Então a China – diante uma situação como a de Xangai que acaba paralisando boa parte da sua produção industrial – consegue construir a partir do que acumulou nas ultimas décadas de condições financeiras e de instituições industriais para fazer frente a essa queda de demanda interna.
O que não vai evitar um crescimento menor que nos anos anteriores. São escolhas conscientes e, por mais duras que possam parecer, são corretas, afiança o pesquisador.
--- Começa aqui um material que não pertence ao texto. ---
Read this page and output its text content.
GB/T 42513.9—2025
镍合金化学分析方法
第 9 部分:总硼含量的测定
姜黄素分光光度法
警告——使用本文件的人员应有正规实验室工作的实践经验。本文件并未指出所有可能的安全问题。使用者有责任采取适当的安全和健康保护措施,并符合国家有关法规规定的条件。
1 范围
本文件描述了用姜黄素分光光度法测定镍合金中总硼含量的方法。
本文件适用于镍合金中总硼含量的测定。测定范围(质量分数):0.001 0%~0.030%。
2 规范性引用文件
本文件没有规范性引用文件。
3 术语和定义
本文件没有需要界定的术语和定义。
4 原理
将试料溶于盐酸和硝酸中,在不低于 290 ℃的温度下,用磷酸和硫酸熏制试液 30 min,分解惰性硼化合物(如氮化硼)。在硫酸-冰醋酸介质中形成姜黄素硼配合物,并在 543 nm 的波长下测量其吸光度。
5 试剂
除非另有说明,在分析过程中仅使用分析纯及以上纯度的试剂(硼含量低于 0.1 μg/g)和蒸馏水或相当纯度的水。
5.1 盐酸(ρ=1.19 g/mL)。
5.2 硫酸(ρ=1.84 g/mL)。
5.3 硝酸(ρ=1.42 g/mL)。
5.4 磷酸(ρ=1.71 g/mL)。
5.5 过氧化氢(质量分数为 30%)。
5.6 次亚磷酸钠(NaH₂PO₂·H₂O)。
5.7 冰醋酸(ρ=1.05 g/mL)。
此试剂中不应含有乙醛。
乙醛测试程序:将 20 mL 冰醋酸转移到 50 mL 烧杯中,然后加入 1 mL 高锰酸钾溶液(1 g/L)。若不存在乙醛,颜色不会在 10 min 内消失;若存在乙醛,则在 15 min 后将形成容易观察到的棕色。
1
Ele reitera que a China não pode arriscar um espalhamento do vírus em um país com 1,4 bilhão de habitantes, o que poderia levar a uma catástrofe nacional e internacional.
Esse debate tem sido feito dentro e fora da China, embora muitas vezes enviesado, tentando mostrar que ali é só erro atrás de erro, enquanto se esconde o fato de metade dos EUA não ter se vacinado, de ter de mais 1 milhão de mortes.
Para concluir, Jabbour avalia que a China irá recuperar o crescimento. Em 2021, o crescimento foi muito alto, por conta de ter sido muito baixo em 2020 por causa da pandemia. Em 2023 a China deve se recuperar desse baque que foi o lockdown de Xangai e – apesar do ambiente internacional cada vez mais desfavorável à China – voltar ao normal, crescendo em patamares aceitáveis e de acordo com as demandas do próprio país.
Elias Jabbour é professor dos Programas de Pós-Graduação em Ciências Econômicas e em Relações Internacionais da UERJ.